Exceptions to meal period requirements in California

In California, meal periods for employees must be at least 30 minutes by law, and the employee must be fully relieved of all work during that meal period. The meal period may be unpaid, and it has to be taken within the first 5 hours of the shift. These requirements apply for any workday in excess of 5 hours. Most California employers are aware of this rule, but what are the exceptions?

What should employers do if they cannot meet the requirement for some employees? For example, what about an employee, such as a security guard or convenience store clerk, who isn’t really fully off duty during his break? Is this illegal? Must premium pay penalties be paid by the employer?

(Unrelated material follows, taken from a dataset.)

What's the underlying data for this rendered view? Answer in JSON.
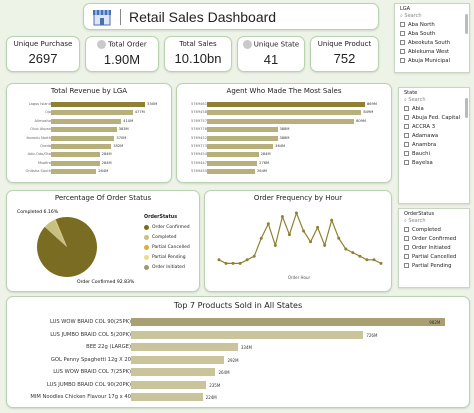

Exceptions to meal period requirements in California

While the meal period requirements are set by law, there are also two main exceptions: voluntary waivers and on-duty meal periods.

Voluntary meal period waivers

“One exception to the obligation to afford an employee a meal period is where an employee voluntarily agrees to waive the meal period if the employee’s shift is not more than 6 hours.” Allen M. Kato explained in a recent CER webinar. This waiver must be mutual; in other words, both parties must agree to it in advance.

A meal period waiver can also be used for shifts exceeding 10 hours, but less than 12 hours. In these cases, the employee would normally be entitled to a second meal period, but if the employee works 12 hours or less, and has taken first meal period, then the second meal period may be waived.

While not required by law, it is best practice to have the employee sign a written waiver that confirms that he or she voluntarily agreed to waive the meal period. This will serve as proof of the agreement.

On-duty meal periods

As already outlined, employees must be relieved of all duty during their meal period. What some employers do not realize, however, is: “It is not unlawful to require employees to work through their meal period, so long as you are paying for it . . . [paying] the additional time worked through the otherwise unpaid meal period, any resulting overtime, and the premium pay penalty.” Kato advised. (The premium pay penalty is one hour of regular wages for each day in which there is a violation).

“You can avoid having to pay the premium pay penalty by having the employee voluntarily sign an ‘on-duty meal period agreement.'” Kato told us. This is different from a waiver because the meal period is not actually being waived. Here are the requirements for this to occur:

  • The nature of work must prevent relieving the employee of all duty during the meal period. This is a strict requirement.
  • There must be a written agreement, signed by the employee.
  • It must state that the employee may revoke it at any time.

With an on-duty meal period agreement, the employee must be paid for time worked, including overtime, but the employee need not be paid premium pay as penalty. The employee must be allowed to eat while working during this time.

If these requirements are not satisfied for a valid on-duty meal period agreement, the employer may still require an employee to work through the meal period—but must pay the premium pay penalty in addition to time worked and overtime.

The above information is excerpted from the webinar “Meal Periods and Rest Breaks in California: What You Must Do to Comply Post-Brinker.” To register for a future webinar, visit CER webinars.

Allen Kato is an attorney in the Employment Practices Group of Fenwick & West LLP in San Francisco. His practice concentrates exclusively on representing management in equal employment opportunity, wage and hour, wrongful termination, privacy, unfair competition, and trade secret matters, and litigating individual and class action lawsuits before courts and agencies.

1 thought on “Exceptions to meal period requirements in California”

  1. I’m curious about the enforceability of the waivers and agreements described above. Have they ever been challenged in court? Is it possible they could be struck down as contracts of adhesion?